Five or six minutes – tops. Couldn’t help but remember my last trip to the DMV in Des Moines, which I had to strategically plan for minimum time suckage and it still took over 30 minutes and required me to pass through security. Everything even remotely governmentally related means passing the inspection of this or that rent a cop. Aside from the passport office, I have yet to need to run a security gauntlet for anything here in Canada. Even then, the security guards were jovial types who allowed Dee to go inside and wave to her Dad as he waited to renew his passport last spring.

As the time comes closer for me to take my citizenship test and acquire Canadian status for Dee and myself, it’s little things like these that reinforce for me that I am more home than I ever was in the Midwest state where I was born in the U.S.

While the Roman circus that is a POTUS election cycle drives the bigger discounts – among that Dee and I have more civil rights here than we did there – the smaller things have bigger impact.

Two weeks ago, our ward councillor threw an open house for those of us who live on the outer edges of our county.
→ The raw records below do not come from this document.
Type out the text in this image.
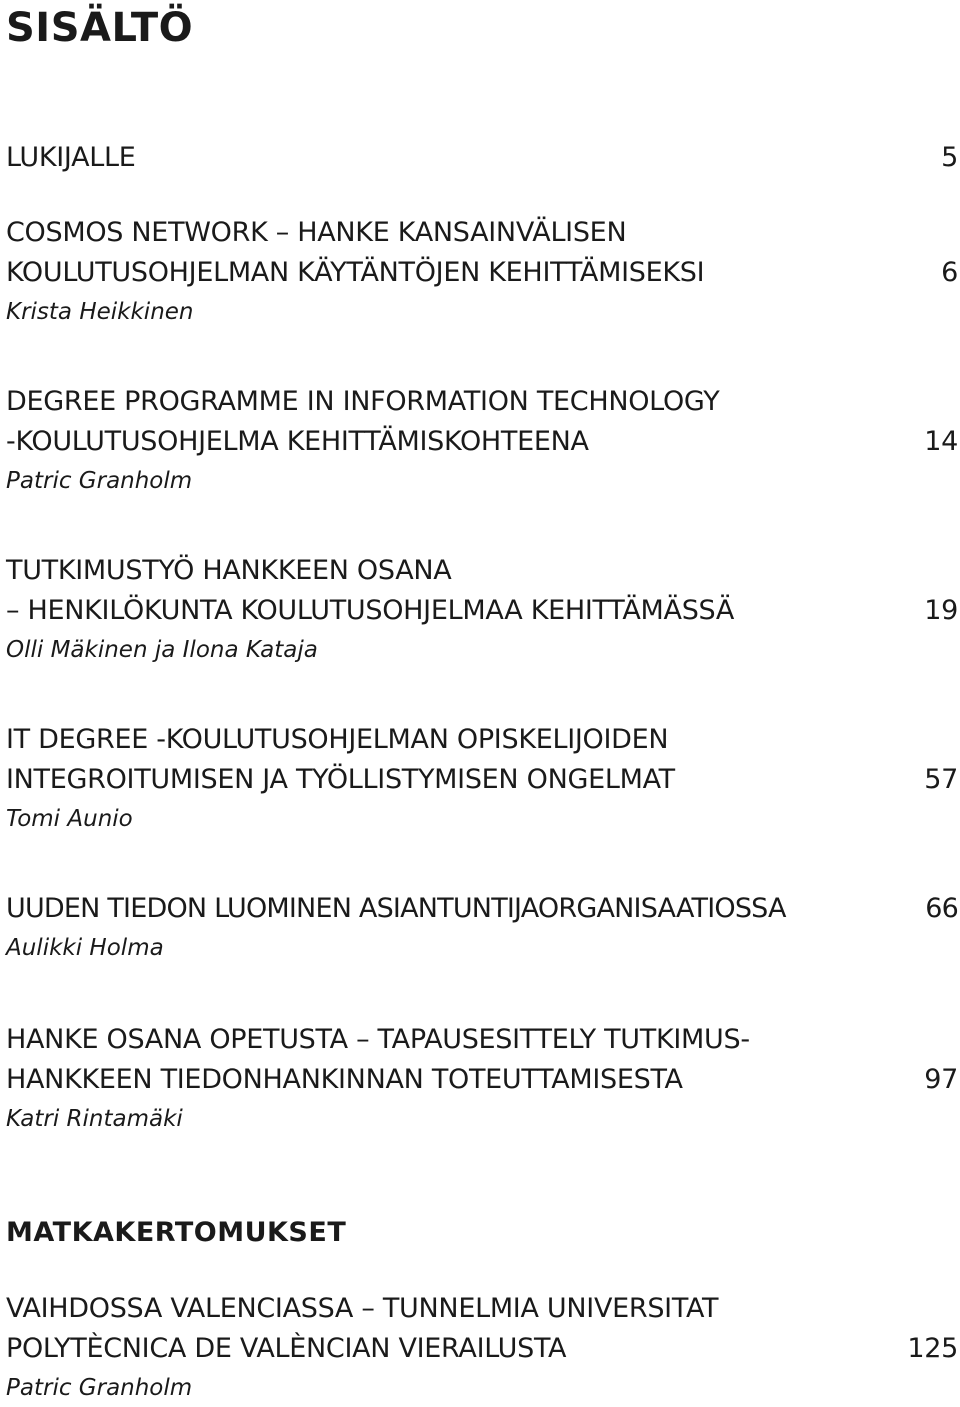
SISÄLTÖ
LUKIJALLE	5
COSMOS NETWORK – HANKE KANSAINVÄLISEN
KOULUTUSOHJELMAN KÄYTÄNTÖJEN KEHITTÄMISEKSI	6
Krista Heikkinen
DEGREE PROGRAMME IN INFORMATION TECHNOLOGY
-KOULUTUSOHJELMA KEHITTÄMISKOHTEENA	14
Patric Granholm
TUTKIMUSTYÖ HANKKEEN OSANA
– HENKILÖKUNTA KOULUTUSOHJELMAA KEHITTÄMÄSSÄ	19
Olli Mäkinen ja Ilona Kataja
IT DEGREE -KOULUTUSOHJELMAN OPISKELIJOIDEN
INTEGROITUMISEN JA TYÖLLISTYMISEN ONGELMAT	57
Tomi Aunio
UUDEN TIEDON LUOMINEN ASIANTUNTIJAORGANISAATIOSSA	66
Aulikki Holma
HANKE OSANA OPETUSTA – TAPAUSESITTELY TUTKIMUS-
HANKKEEN TIEDONHANKINNAN TOTEUTTAMISESTA	97
Katri Rintamäki
MATKAKERTOMUKSET
VAIHDOSSA VALENCIASSA – TUNNELMIA UNIVERSITAT
POLYTÈCNICA DE VALÈNCIAN VIERAILUSTA	125
Patric Granholm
Rob and I attended, chatted with him and though it is obvious that he is an ambitious young guy who undoubtedly has a future on the larger provincial stage, it was also clear that he knew our area, its issues and that he wanted us to come to him when we need help navigating the bureaucracy.
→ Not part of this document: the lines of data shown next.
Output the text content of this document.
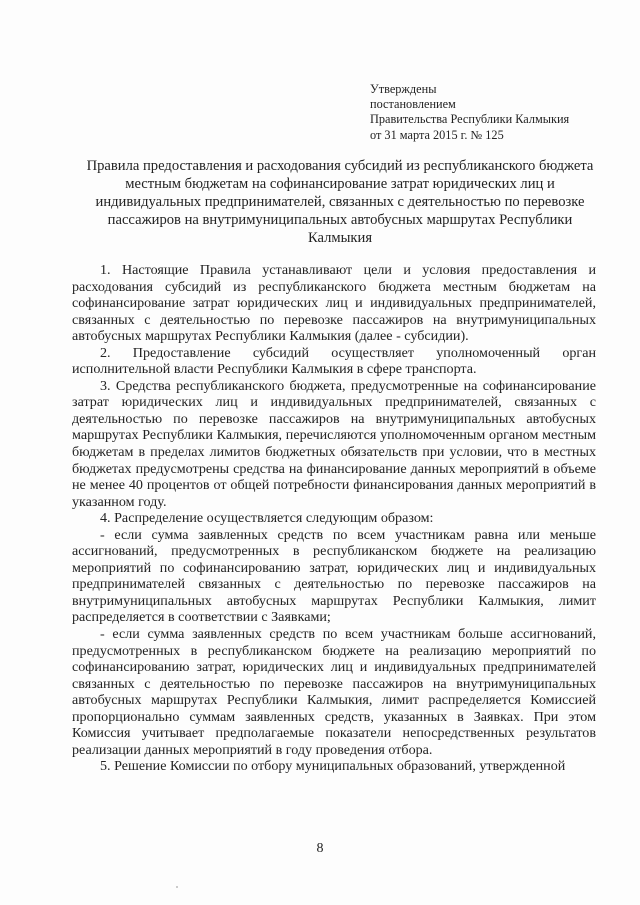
Утверждены
постановлением
Правительства Республики Калмыкия
от 31 марта 2015 г. № 125
Правила предоставления и расходования субсидий из республиканского бюджета местным бюджетам на софинансирование затрат юридических лиц и индивидуальных предпринимателей, связанных с деятельностью по перевозке пассажиров на внутримуниципальных автобусных маршрутах Республики Калмыкия

1. Настоящие Правила устанавливают цели и условия предоставления и расходования субсидий из республиканского бюджета местным бюджетам на софинансирование затрат юридических лиц и индивидуальных предпринимателей, связанных с деятельностью по перевозке пассажиров на внутримуниципальных автобусных маршрутах Республики Калмыкия (далее - субсидии).

2. Предоставление субсидий осуществляет уполномоченный орган исполнительной власти Республики Калмыкия в сфере транспорта.

3. Средства республиканского бюджета, предусмотренные на софинансирование затрат юридических лиц и индивидуальных предпринимателей, связанных с деятельностью по перевозке пассажиров на внутримуниципальных автобусных маршрутах Республики Калмыкия, перечисляются уполномоченным органом местным бюджетам в пределах лимитов бюджетных обязательств при условии, что в местных бюджетах предусмотрены средства на финансирование данных мероприятий в объеме не менее 40 процентов от общей потребности финансирования данных мероприятий в указанном году.

4. Распределение осуществляется следующим образом:

- если сумма заявленных средств по всем участникам равна или меньше ассигнований, предусмотренных в республиканском бюджете на реализацию мероприятий по софинансированию затрат, юридических лиц и индивидуальных предпринимателей связанных с деятельностью по перевозке пассажиров на внутримуниципальных автобусных маршрутах Республики Калмыкия, лимит распределяется в соответствии с Заявками;

- если сумма заявленных средств по всем участникам больше ассигнований, предусмотренных в республиканском бюджете на реализацию мероприятий по софинансированию затрат, юридических лиц и индивидуальных предпринимателей связанных с деятельностью по перевозке пассажиров на внутримуниципальных автобусных маршрутах Республики Калмыкия, лимит распределяется Комиссией пропорционально суммам заявленных средств, указанных в Заявках. При этом Комиссия учитывает предполагаемые показатели непосредственных результатов реализации данных мероприятий в году проведения отбора.

5. Решение Комиссии по отбору муниципальных образований, утвержденной

8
Back in Iowa, whether it was Dubuque or Des Moines, ordinary people aren’t afforded access to those that make or influence the rules even at the most local level, which is where it matters most of all. Access comes with status that is acquired mostly by birth but also by wealth and network. Our councilor owns businesses where he can be found and will take the time to talk with you (and take notes while he is doing it). He answers emails personally. He usually knows about the issue before you bring it up.

Even at the provincial level, our MLA representative replies promptly to emails and follows up. I have even gotten prompt replies from our MP’s (Member of Parliament) office offering advice and assistance.

Granted, Canada is smaller and Alberta is smaller still, and maybe that’s some of it, but there is a commitment to the importance of citizens that I never witnessed in the land of my birth.

“You should have been born here,” Rob said once. “Meeting me just set the universe right in that respect for you.”

It’s difficult though to disengage from the U.S. Just stop caring about what a cess pool Congress has become and how corrupted the office of the Presidency is after Bush and now Obama.

There was an article in a UK paper this week discussing the fact that while the rest of world realizes that whoever the POTUS is, he’s nearly powerless to affect matters in his own country let alone the world (unless it is through military meddling), most Americans labor under the delusion that they and their government is a vital player and that other countries care deeply about the outcome of this election. The truth though is that while they think that Obama might be a slightly better choice, nothing catastrophic will happen if it ends up being Romney.

My concern is mainly for the state of freedom, which is losing ground daily down there. People I know, well and only virtually, vehemently believe that the American way is the freest and bestest of anywhere but it’s not. And that they don’t know this … is a bit maddening.

I want to tell people “emigrate!”. If you are young(ish) and have skills, there are countries aplenty that will welcome you. Places where health care is a healthy mix of government control and private enterprise. Privacy is a right worth prizing above all other concerns. The common good is just taken as a given. Court systems routinely side with the people in matter of government over-reach. Your vote actually counts even if you don’t live in a “swing state”.

I have to work on the letting go, but someday I plan to be just as bemused by Americans and their elections as any other Canadian. It’s a process.